Provide developmental feeding support
• Hold the infant either in your arms or semiupright in your lap with the upper body and head upright at a 45° angle to the buttocks; or feed with the infant side-lying, head higher than hips. If side-lying, have the infant face you to enable you to see stress signals.
• Facilitate neutral head-neck flexion (chin slightly tilted down, not with the head extended or with excessive flexion, which can compromise airway maintenance).
• Keep the infant's head midline (not to one side).
• Swaddle-support the infant with a blanket, elbows inside, to promote hands toward the midline/center of the body and to contain the infant. Avoid tightly swaddling the arms away from the face. Avoid losing sight of the infant's upper arms and hands, which provide important information regarding the infant's experience and energy level during feeding.
• Coregulate the feeding:
  • Observe for stress signals and respond contingently in ways that promote self-regulation.
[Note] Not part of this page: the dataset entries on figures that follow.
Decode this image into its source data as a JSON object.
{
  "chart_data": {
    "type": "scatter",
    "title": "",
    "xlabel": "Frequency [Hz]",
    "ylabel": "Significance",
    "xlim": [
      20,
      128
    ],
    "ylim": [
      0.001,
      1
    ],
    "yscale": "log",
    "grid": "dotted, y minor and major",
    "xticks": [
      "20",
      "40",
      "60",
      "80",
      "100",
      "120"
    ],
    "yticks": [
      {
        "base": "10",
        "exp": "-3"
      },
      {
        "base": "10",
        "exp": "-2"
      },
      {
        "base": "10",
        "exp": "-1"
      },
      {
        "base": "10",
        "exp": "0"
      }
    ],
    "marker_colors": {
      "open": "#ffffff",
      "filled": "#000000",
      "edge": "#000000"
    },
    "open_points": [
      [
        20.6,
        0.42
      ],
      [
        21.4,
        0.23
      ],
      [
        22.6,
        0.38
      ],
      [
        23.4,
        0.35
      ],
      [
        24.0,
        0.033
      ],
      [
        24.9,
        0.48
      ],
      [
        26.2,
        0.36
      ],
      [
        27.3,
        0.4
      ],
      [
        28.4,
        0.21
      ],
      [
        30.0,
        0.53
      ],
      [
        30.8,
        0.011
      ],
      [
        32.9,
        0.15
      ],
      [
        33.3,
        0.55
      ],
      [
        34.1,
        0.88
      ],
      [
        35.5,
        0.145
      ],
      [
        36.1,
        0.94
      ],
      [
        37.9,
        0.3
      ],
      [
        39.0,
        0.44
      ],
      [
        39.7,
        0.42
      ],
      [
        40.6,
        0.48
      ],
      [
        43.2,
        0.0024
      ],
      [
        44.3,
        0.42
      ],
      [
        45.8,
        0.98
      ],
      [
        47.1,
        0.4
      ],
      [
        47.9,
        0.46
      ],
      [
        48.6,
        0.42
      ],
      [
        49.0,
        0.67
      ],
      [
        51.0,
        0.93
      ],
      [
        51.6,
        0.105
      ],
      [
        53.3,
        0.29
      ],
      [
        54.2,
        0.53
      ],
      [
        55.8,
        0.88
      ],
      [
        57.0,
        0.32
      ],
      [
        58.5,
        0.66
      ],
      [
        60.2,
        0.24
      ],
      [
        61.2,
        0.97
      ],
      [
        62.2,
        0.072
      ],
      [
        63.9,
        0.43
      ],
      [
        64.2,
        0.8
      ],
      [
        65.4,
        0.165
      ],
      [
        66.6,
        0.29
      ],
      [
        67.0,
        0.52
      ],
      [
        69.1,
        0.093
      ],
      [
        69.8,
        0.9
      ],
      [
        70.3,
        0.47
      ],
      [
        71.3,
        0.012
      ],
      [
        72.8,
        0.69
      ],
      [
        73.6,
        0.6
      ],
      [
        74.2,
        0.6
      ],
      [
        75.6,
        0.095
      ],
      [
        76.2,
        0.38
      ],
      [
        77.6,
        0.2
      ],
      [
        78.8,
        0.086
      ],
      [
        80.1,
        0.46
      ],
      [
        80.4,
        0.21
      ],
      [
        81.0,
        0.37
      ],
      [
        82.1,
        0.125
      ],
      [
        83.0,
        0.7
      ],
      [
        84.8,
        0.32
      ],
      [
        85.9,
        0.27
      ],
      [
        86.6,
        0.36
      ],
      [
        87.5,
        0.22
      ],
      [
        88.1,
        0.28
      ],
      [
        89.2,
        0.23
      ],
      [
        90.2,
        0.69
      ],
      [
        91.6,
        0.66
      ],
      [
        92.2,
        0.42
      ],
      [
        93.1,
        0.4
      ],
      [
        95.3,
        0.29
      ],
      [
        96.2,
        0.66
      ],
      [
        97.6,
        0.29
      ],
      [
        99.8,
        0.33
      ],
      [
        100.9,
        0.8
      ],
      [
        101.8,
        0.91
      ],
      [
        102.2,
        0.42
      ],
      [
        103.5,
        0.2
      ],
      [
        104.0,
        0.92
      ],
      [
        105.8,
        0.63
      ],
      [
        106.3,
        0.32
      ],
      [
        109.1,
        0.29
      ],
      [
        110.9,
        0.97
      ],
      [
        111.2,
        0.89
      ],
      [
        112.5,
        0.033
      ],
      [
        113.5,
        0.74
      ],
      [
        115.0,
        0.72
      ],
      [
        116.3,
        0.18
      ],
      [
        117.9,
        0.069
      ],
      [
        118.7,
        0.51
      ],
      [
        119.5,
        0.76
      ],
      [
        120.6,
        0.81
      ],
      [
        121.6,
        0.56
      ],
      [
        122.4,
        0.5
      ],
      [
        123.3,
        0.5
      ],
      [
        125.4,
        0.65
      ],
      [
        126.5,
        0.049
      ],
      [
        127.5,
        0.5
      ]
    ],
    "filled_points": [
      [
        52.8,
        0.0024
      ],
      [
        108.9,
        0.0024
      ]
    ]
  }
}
  • Begin feeding by eliciting the rooting response (i.e., by stroking the infant's lips at the corners or center). This promotes the infant's active engagement in feeding, which reflects his readiness to begin feeding with adequate breathing and vigor. Lack of rooting may indicate stress and typically signals nonreadiness to initiate sucking. If the infant does not open his mouth in response to a nipple touching his lips, realert the infant, swaddle or reswaddle him to provide better support, and reassess his interest and capacity to engage in feeding. Place the nipple in the infant's mouth only in response to his cues of readiness (rooting, descending tongue).
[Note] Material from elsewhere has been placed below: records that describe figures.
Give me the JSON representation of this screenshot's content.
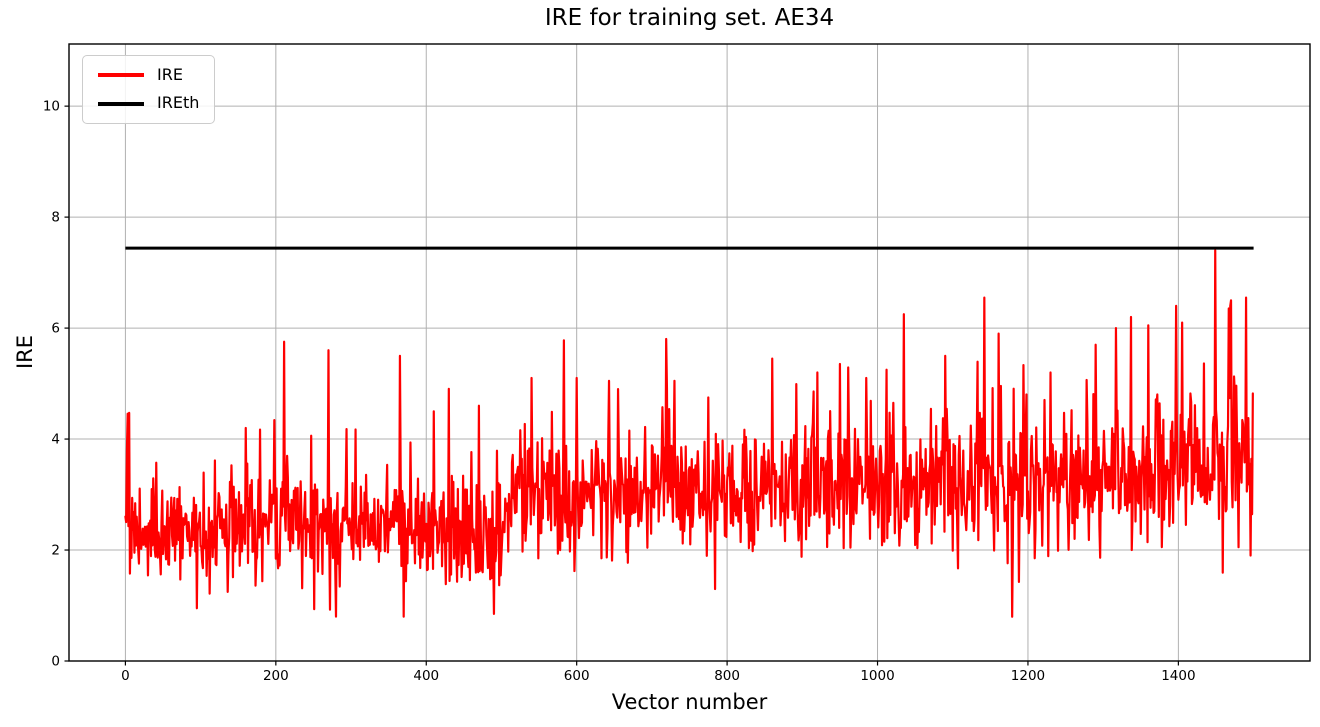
{
  "chart_data": {
    "type": "line",
    "title": "IRE for training set. AE34",
    "xlabel": "Vector number",
    "ylabel": "IRE",
    "xlim": [
      -75,
      1575
    ],
    "ylim": [
      0,
      11.12
    ],
    "xticks": [
      0,
      200,
      400,
      600,
      800,
      1000,
      1200,
      1400
    ],
    "yticks": [
      0,
      2,
      4,
      6,
      8,
      10
    ],
    "grid": true,
    "grid_color": "#b0b0b0",
    "background_color": "#ffffff",
    "legend": {
      "position": "upper-left",
      "entries": [
        "IRE",
        "IREth"
      ]
    },
    "series": [
      {
        "name": "IRE",
        "type": "noisy-line",
        "color": "#ff0000",
        "n_points": 1500,
        "x_start": 0,
        "x_end": 1499,
        "y_range_typical": [
          0.78,
          6.4
        ],
        "baseline_trend": [
          [
            0,
            2.38
          ],
          [
            120,
            2.35
          ],
          [
            300,
            2.5
          ],
          [
            430,
            2.3
          ],
          [
            500,
            2.15
          ],
          [
            508,
            3.0
          ],
          [
            900,
            3.12
          ],
          [
            1200,
            3.25
          ],
          [
            1499,
            3.45
          ]
        ],
        "noise_sigma": [
          [
            0,
            0.5
          ],
          [
            500,
            0.52
          ],
          [
            510,
            0.55
          ],
          [
            1000,
            0.62
          ],
          [
            1499,
            0.68
          ]
        ],
        "spike_probability": 0.02,
        "seed": 34,
        "key_points": [
          [
            2,
            3.77
          ],
          [
            95,
            0.95
          ],
          [
            160,
            4.2
          ],
          [
            270,
            5.6
          ],
          [
            280,
            0.8
          ],
          [
            365,
            5.5
          ],
          [
            370,
            0.8
          ],
          [
            410,
            4.5
          ],
          [
            470,
            4.6
          ],
          [
            490,
            0.85
          ],
          [
            540,
            5.1
          ],
          [
            583,
            5.78
          ],
          [
            600,
            5.1
          ],
          [
            655,
            4.9
          ],
          [
            730,
            5.05
          ],
          [
            775,
            4.75
          ],
          [
            860,
            5.45
          ],
          [
            920,
            5.2
          ],
          [
            985,
            5.1
          ],
          [
            1012,
            5.25
          ],
          [
            1035,
            6.25
          ],
          [
            1090,
            5.5
          ],
          [
            1142,
            6.55
          ],
          [
            1161,
            5.9
          ],
          [
            1230,
            5.2
          ],
          [
            1290,
            5.7
          ],
          [
            1317,
            6.0
          ],
          [
            1337,
            6.2
          ],
          [
            1360,
            6.05
          ],
          [
            1405,
            6.1
          ],
          [
            1449,
            7.4
          ],
          [
            1470,
            6.5
          ],
          [
            1490,
            6.55
          ]
        ]
      },
      {
        "name": "IREth",
        "type": "hline",
        "color": "#000000",
        "value": 7.44,
        "x_range": [
          0,
          1500
        ]
      }
    ]
  }
}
  • Do not urge the infant to feed. Respect his pauses in sucking, not only because they influence the infant's ability to self-regulate during feeding, but also because they influence swallowing coordination. The pause patterns that occur or do not occur reflect the infant's skill or lack of skill in coordinating sucking, swallowing, and breathing. Observe the infant's physiologic status during pauses to learn potential reason(s) for them. Do not attempt to prod the infant to continue sucking (through turning or twisting the bottle or by passively moving the infant's jaw). If the infant's breathing is calm and sleep or fatigue is suspected, do not encourage sucking, but rather provide a rest and realerting period.